MADEN İŞÇİSİNİN YARARI İÇİN
Ne karar alıyorsak, ne diyorsak bu maden işçilerinin yararı içindir. Bir referandum yaşadık. Referandum, siyasiler tarafından ne yazık ki bir seçim havasına dönüştürüldü. Ama biz bunu siyasi bir seçim olarak değerlendirmedik. Çalışanların, örgütlenmenin sıkıntıları açısından değerlendirdik. Siyasi partilerin bizi ziyaretlerinde de çekincelerimizi anlattık. Birden çok sendikaya üye olmanın sıkıntılarına, yaratacağı sorunlara dikkat çektik. Öncelikle örgütlenmenin önündeki engellerin kaldırılması gerektiğini dile getirdik.

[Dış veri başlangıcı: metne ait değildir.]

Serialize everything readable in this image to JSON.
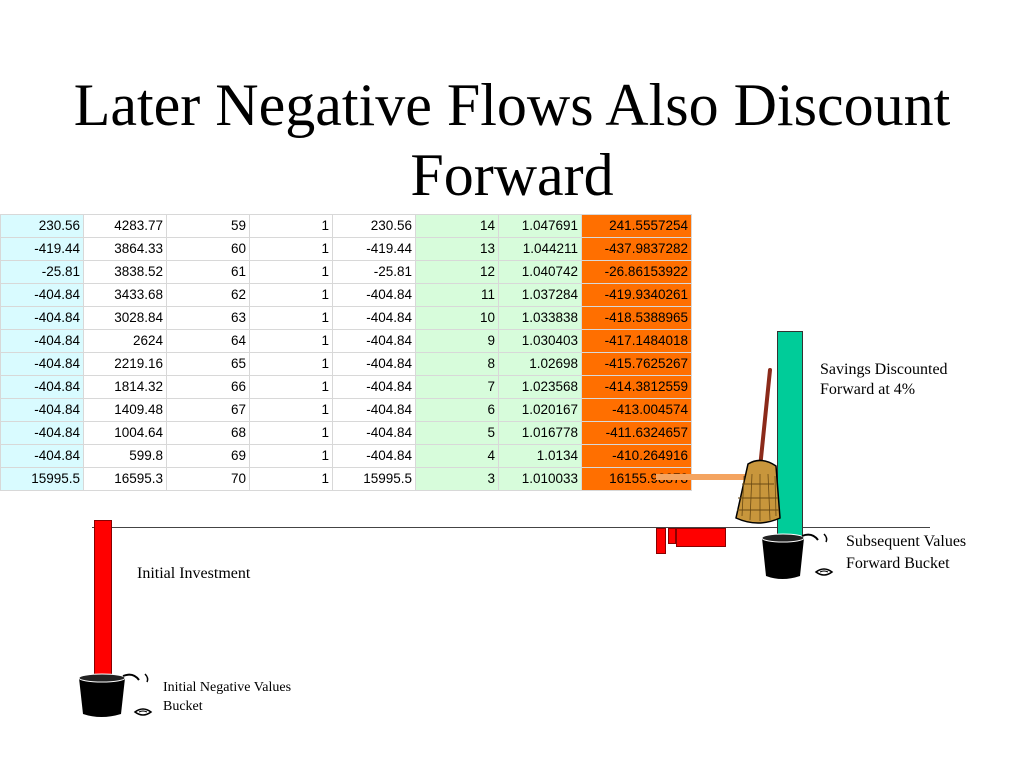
{
  "slide": {
    "title": "Later Negative Flows Also Discount Forward"
  },
  "table": {
    "rows": [
      [
        "230.56",
        "4283.77",
        "59",
        "1",
        "230.56",
        "14",
        "1.047691",
        "241.5557254"
      ],
      [
        "-419.44",
        "3864.33",
        "60",
        "1",
        "-419.44",
        "13",
        "1.044211",
        "-437.9837282"
      ],
      [
        "-25.81",
        "3838.52",
        "61",
        "1",
        "-25.81",
        "12",
        "1.040742",
        "-26.86153922"
      ],
      [
        "-404.84",
        "3433.68",
        "62",
        "1",
        "-404.84",
        "11",
        "1.037284",
        "-419.9340261"
      ],
      [
        "-404.84",
        "3028.84",
        "63",
        "1",
        "-404.84",
        "10",
        "1.033838",
        "-418.5388965"
      ],
      [
        "-404.84",
        "2624",
        "64",
        "1",
        "-404.84",
        "9",
        "1.030403",
        "-417.1484018"
      ],
      [
        "-404.84",
        "2219.16",
        "65",
        "1",
        "-404.84",
        "8",
        "1.02698",
        "-415.7625267"
      ],
      [
        "-404.84",
        "1814.32",
        "66",
        "1",
        "-404.84",
        "7",
        "1.023568",
        "-414.3812559"
      ],
      [
        "-404.84",
        "1409.48",
        "67",
        "1",
        "-404.84",
        "6",
        "1.020167",
        "-413.004574"
      ],
      [
        "-404.84",
        "1004.64",
        "68",
        "1",
        "-404.84",
        "5",
        "1.016778",
        "-411.6324657"
      ],
      [
        "-404.84",
        "599.8",
        "69",
        "1",
        "-404.84",
        "4",
        "1.0134",
        "-410.264916"
      ],
      [
        "15995.5",
        "16595.3",
        "70",
        "1",
        "15995.5",
        "3",
        "1.010033",
        "16155.98878"
      ]
    ]
  },
  "labels": {
    "savings_line1": "Savings Discounted",
    "savings_line2": "Forward at 4%",
    "subsequent_line1": "Subsequent Values",
    "subsequent_line2": "Forward Bucket",
    "initial_investment": "Initial Investment",
    "initial_bucket_line1": "Initial Negative Values",
    "initial_bucket_line2": "Bucket"
  },
  "colors": {
    "col_first": "#d9fbff",
    "col_factor": "#d7fcdb",
    "col_result": "#ff6f00",
    "negative_bar": "#ff0000",
    "savings_bar": "#00cc99",
    "arrow": "#f4a460"
  },
  "icons": [
    "broom-icon",
    "bucket-icon"
  ]
}
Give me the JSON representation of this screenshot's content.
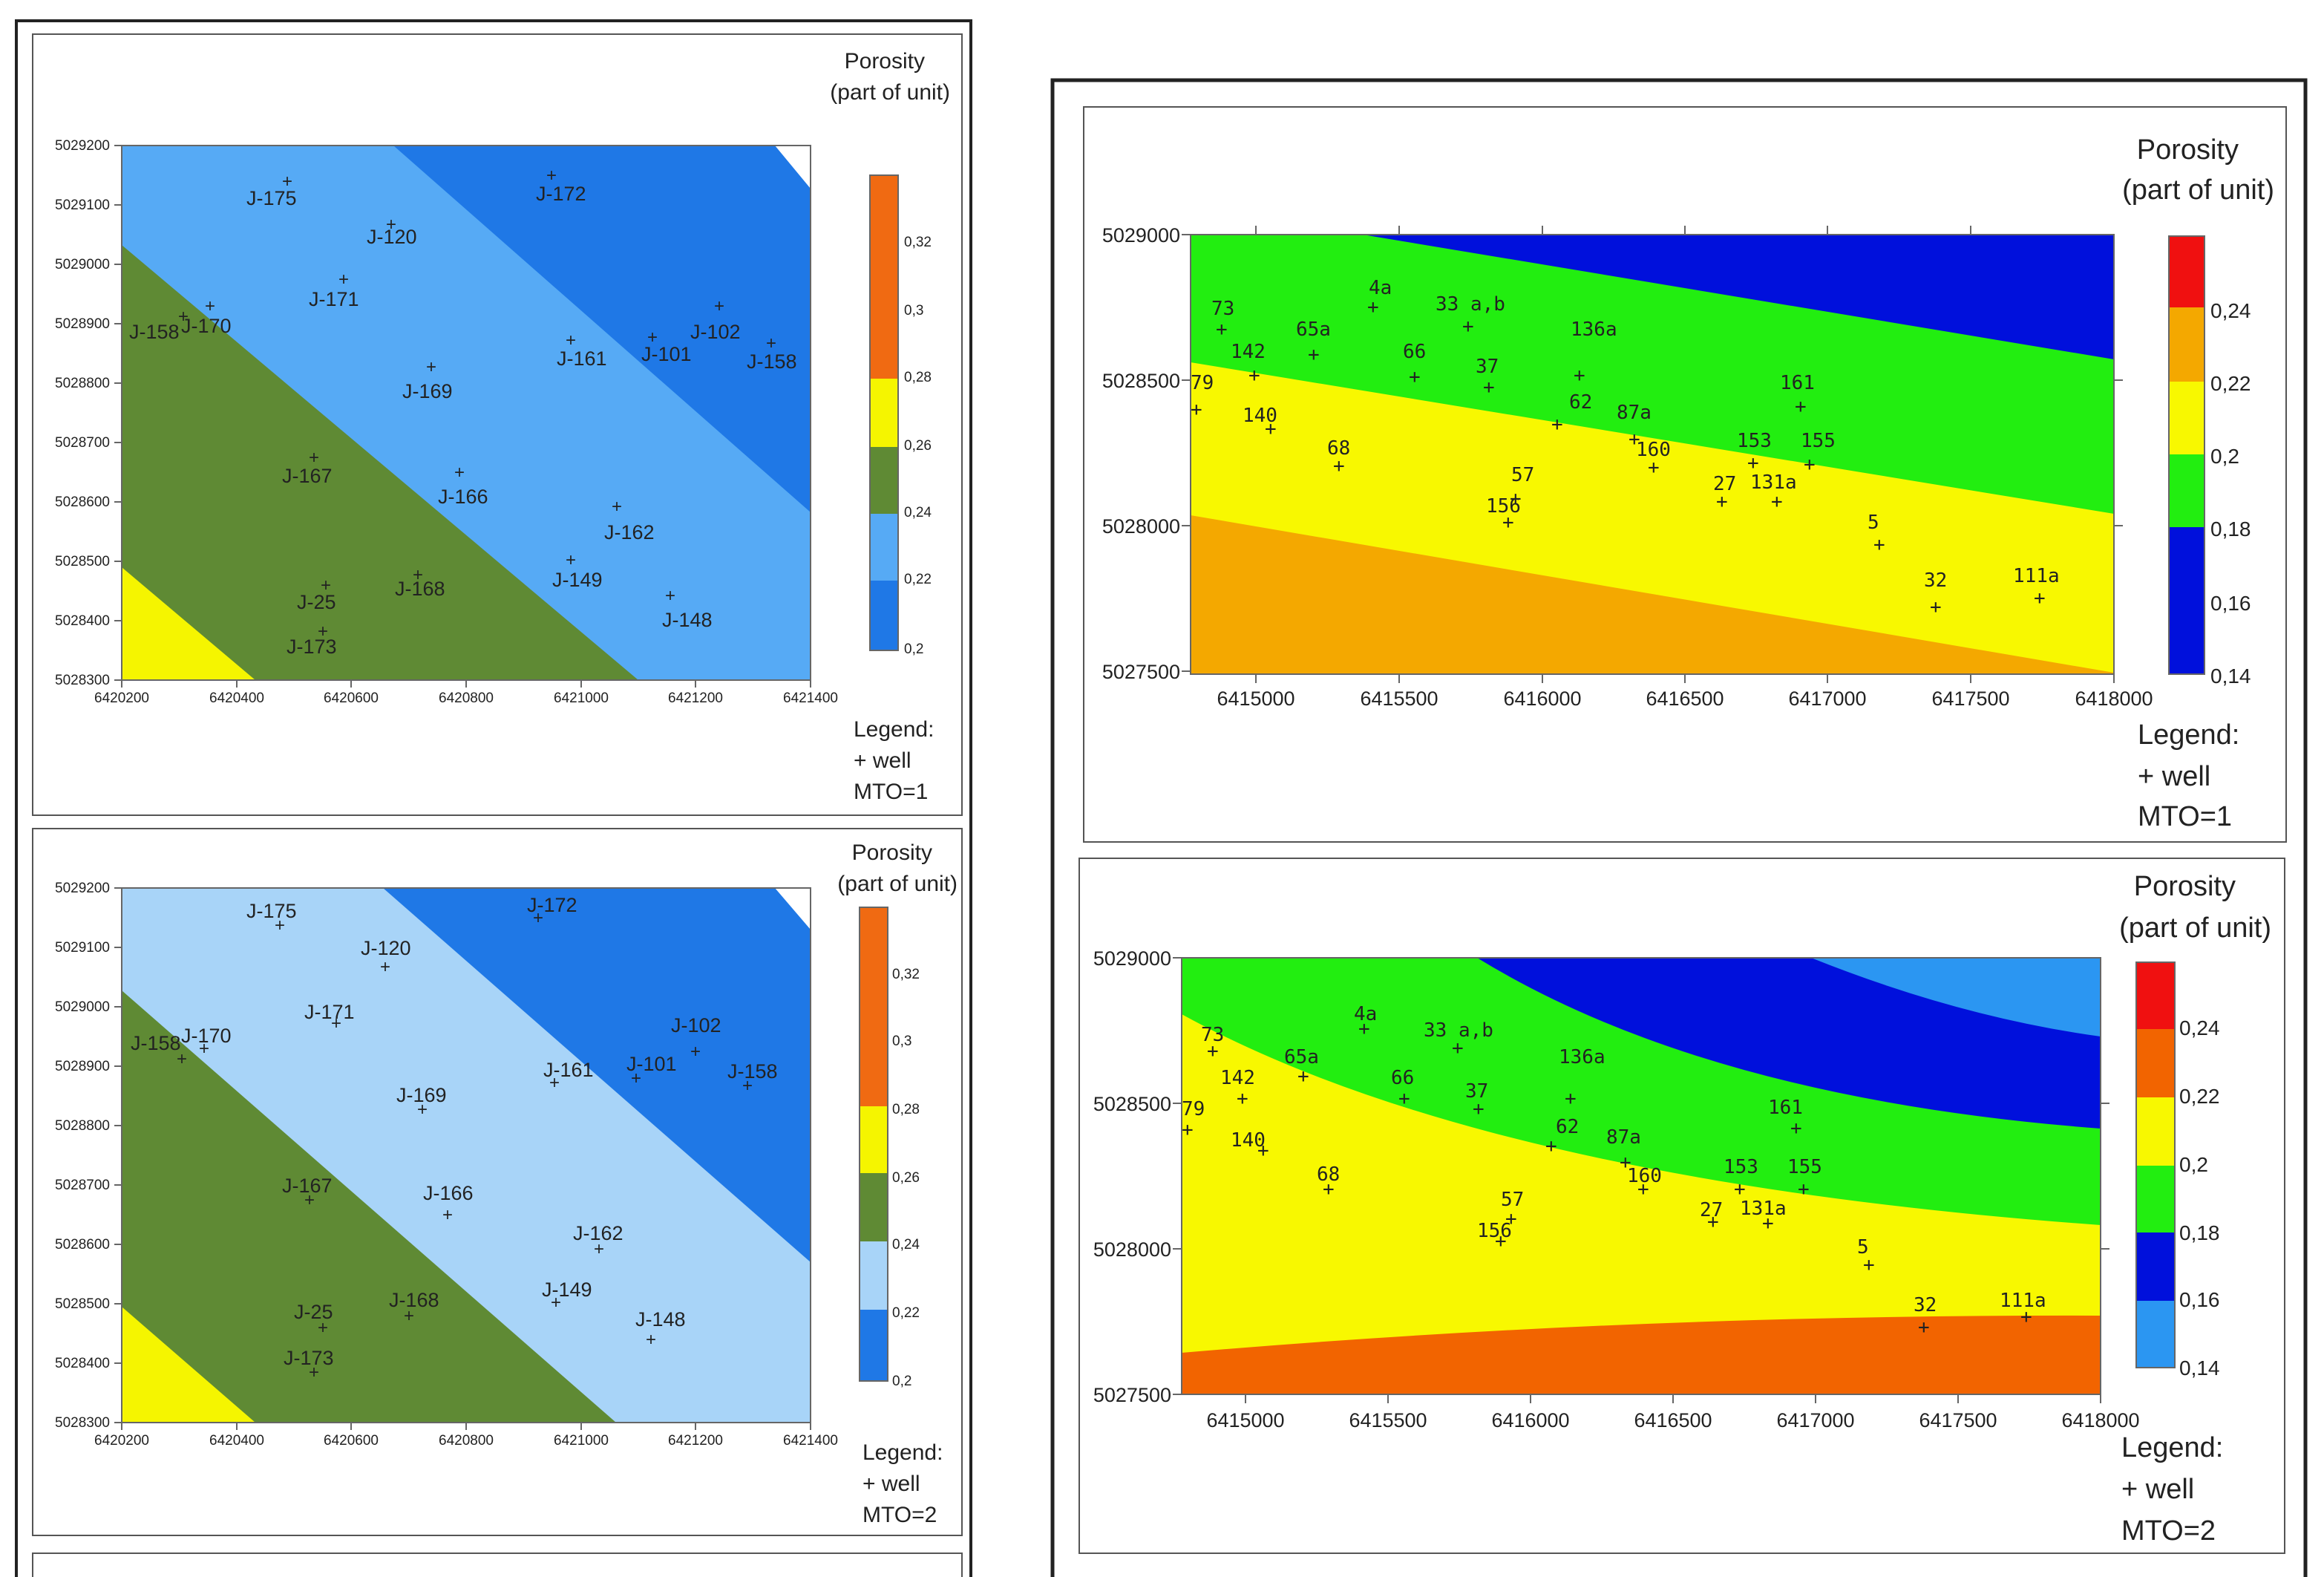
{
  "legend_common": {
    "porosity_title": "Porosity",
    "porosity_unit": "(part of unit)",
    "legend_title": "Legend:",
    "legend_well": "+ well"
  },
  "left_top": {
    "mto": "MTO=1",
    "x_ticks": [
      "6420200",
      "6420400",
      "6420600",
      "6420800",
      "6421000",
      "6421200",
      "6421400"
    ],
    "y_ticks": [
      "5029200",
      "5029100",
      "5029000",
      "5028900",
      "5028800",
      "5028700",
      "5028600",
      "5028500",
      "5028400",
      "5028300"
    ],
    "scale_labels": [
      "0,32",
      "0,3",
      "0,28",
      "0,26",
      "0,24",
      "0,22",
      "0,2"
    ],
    "wells": [
      "J-175",
      "J-172",
      "J-120",
      "J-171",
      "J-158",
      "J-170",
      "J-102",
      "J-161",
      "J-101",
      "J-158",
      "J-169",
      "J-167",
      "J-166",
      "J-162",
      "J-149",
      "J-25",
      "J-168",
      "J-148",
      "J-173"
    ]
  },
  "left_bottom": {
    "mto": "MTO=2",
    "x_ticks": [
      "6420200",
      "6420400",
      "6420600",
      "6420800",
      "6421000",
      "6421200",
      "6421400"
    ],
    "y_ticks": [
      "5029200",
      "5029100",
      "5029000",
      "5028900",
      "5028800",
      "5028700",
      "5028600",
      "5028500",
      "5028400",
      "5028300"
    ],
    "scale_labels": [
      "0,32",
      "0,3",
      "0,28",
      "0,26",
      "0,24",
      "0,22",
      "0,2"
    ],
    "wells": [
      "J-175",
      "J-172",
      "J-120",
      "J-171",
      "J-158",
      "J-170",
      "J-102",
      "J-161",
      "J-101",
      "J-158",
      "J-169",
      "J-167",
      "J-166",
      "J-162",
      "J-149",
      "J-25",
      "J-168",
      "J-148",
      "J-173"
    ]
  },
  "right_top": {
    "mto": "MTO=1",
    "x_ticks": [
      "6415000",
      "6415500",
      "6416000",
      "6416500",
      "6417000",
      "6417500",
      "6418000"
    ],
    "y_ticks": [
      "5029000",
      "5028500",
      "5028000",
      "5027500"
    ],
    "scale_labels": [
      "0,24",
      "0,22",
      "0,2",
      "0,18",
      "0,16",
      "0,14"
    ],
    "wells": [
      "73",
      "4a",
      "33 a,b",
      "65a",
      "142",
      "66",
      "136a",
      "37",
      "79",
      "161",
      "62",
      "87a",
      "140",
      "153",
      "155",
      "68",
      "160",
      "57",
      "27",
      "131a",
      "156",
      "5",
      "32",
      "111a"
    ]
  },
  "right_bottom": {
    "mto": "MTO=2",
    "x_ticks": [
      "6415000",
      "6415500",
      "6416000",
      "6416500",
      "6417000",
      "6417500",
      "6418000"
    ],
    "y_ticks": [
      "5029000",
      "5028500",
      "5028000",
      "5027500"
    ],
    "scale_labels": [
      "0,24",
      "0,22",
      "0,2",
      "0,18",
      "0,16",
      "0,14"
    ],
    "wells": [
      "73",
      "4a",
      "33 a,b",
      "65a",
      "142",
      "66",
      "136a",
      "37",
      "79",
      "161",
      "62",
      "87a",
      "140",
      "153",
      "155",
      "68",
      "160",
      "57",
      "27",
      "131a",
      "156",
      "5",
      "32",
      "111a"
    ]
  },
  "colors": {
    "left_dark_blue": "#1f78e6",
    "left_mid_blue": "#56aaf5",
    "left_light_blue": "#a8d4f8",
    "left_olive": "#5f8a34",
    "left_yellow": "#f5f500",
    "left_orange": "#f06a12",
    "right_blue": "#0010dc",
    "right_green": "#22ee10",
    "right_yellow": "#f8f800",
    "right_amber": "#f4a800",
    "right_orange_red": "#f26400",
    "right_red": "#f01010",
    "right_light_blue": "#2b96f2"
  }
}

Özel sektörde örgütlenmenin önünün açılmasını istedik. Kozlu'da, Üzülmez'de Star şirketinde örgütlendik ama şirket "Biz inşaat şirketiyiz, siz madencilik işkolunda örgütlüsünüz" dedi. Şimdi yetki için mahkemedeyiz. Yerin yüzlerce metre altında çalışanlar inşaat işçisi olamazlar. İşte bu sorunlar yaşandığı için bir maddenin yaratacağı sorunları değerlendirerek Hayır dedik.  Kararlarımızı sizler için, sizlerin geleceği için aldık, alıyoruz. Sizlerin farklı farklı siyasi görüşleriniz var. Ama hiçbir zaman siyasi görüşlerimizi sendikal görüşlerimizin önüne geçirmedik. Aksini düşünsek, bu kimliğimizi bırakır gider siyaset yaparız. Biz, siyaset üstü politika yapıyoruz. Doğru bildiklerimizi ortaya koymak durumundayız.  Önümüzdeki seçimlerde kimin gönlünden hangi parti geçiyorsa ona oy verir, buna saygı duyarız. Keşke referanduma gidilmeden Meclis'te bir uzlaşmayla Anayasa değişiklikleri kabul edilseydi" dedi. Muslu ve GMİS Yönetim Kurulu, konuşmanın ardından ocak şefleri ve Müessese Müdürü Aslan Yazıcı'yı ziyaret ederek görüş alışverişinde bulundu.